In 1960, Mauritius was a British colony on the cusp of significant political change, and its currency system was a direct reflection of its colonial status. The official currency was the Mauritian Rupee (MUR), but it was not an independent monetary unit. Instead, it operated under the auspices of the
Mauritius Currency Board, established in 1934. This board issued local rupees fully backed by sterling reserves held in London, adhering to a strict fixed exchange rate of
13.3333 Mauritian Rupees = 1 British Pound Sterling. This "currency board" system meant the money supply was entirely dependent on the island's balance of payments with Britain, leaving little room for domestic monetary policy.
The economy of Mauritius in this period was overwhelmingly dominated by the sugar industry, which accounted for the vast majority of its export earnings. Consequently, the currency's stability and its peg to sterling were crucial for the powerful sugar plantation owners, as it facilitated predictable trade and finance with the United Kingdom, the primary market for Mauritian sugar. However, this rigid system also meant that Mauritius imported Britain's inflation and had no mechanism to adjust its currency to suit local economic conditions, such as funding diversification or addressing unemployment.
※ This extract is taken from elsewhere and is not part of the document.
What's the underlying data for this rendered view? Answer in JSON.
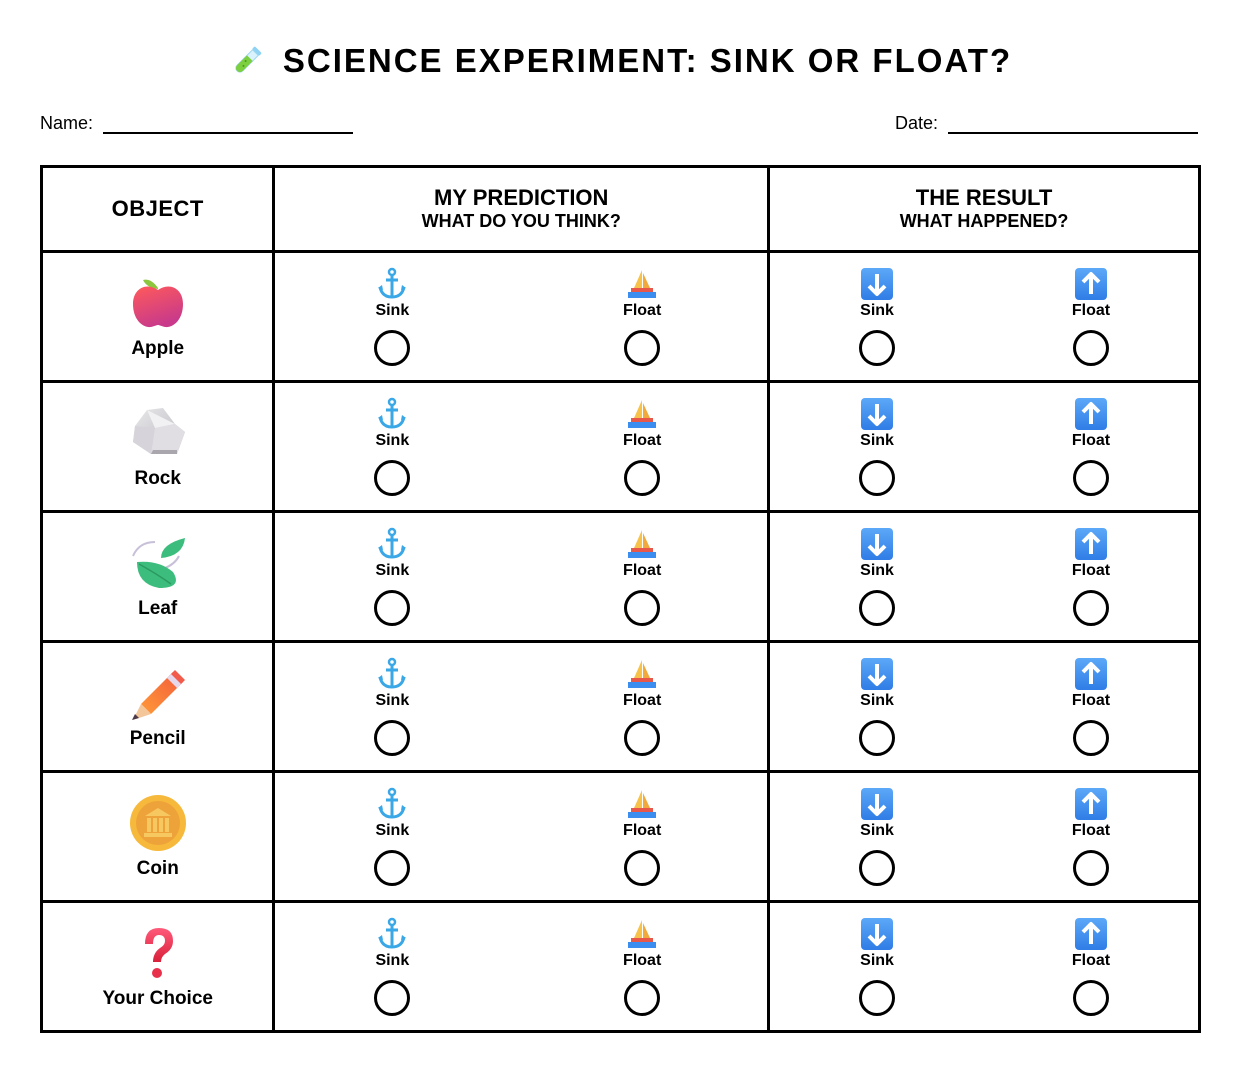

By 1960, discussions about self-government and eventual independence were advancing. This impending political shift brought the colonial currency arrangement into question. There was a growing recognition among local leaders that upon independence, Mauritius would require a more flexible monetary institution to manage its own economic destiny. Therefore, the currency situation in 1960 was one of colonial rigidity, but it stood on the brink of transformation, setting the stage for the establishment of an independent central bank—the Bank of Mauritius—which would be founded in 1967, shortly before the country achieved independence in 1968.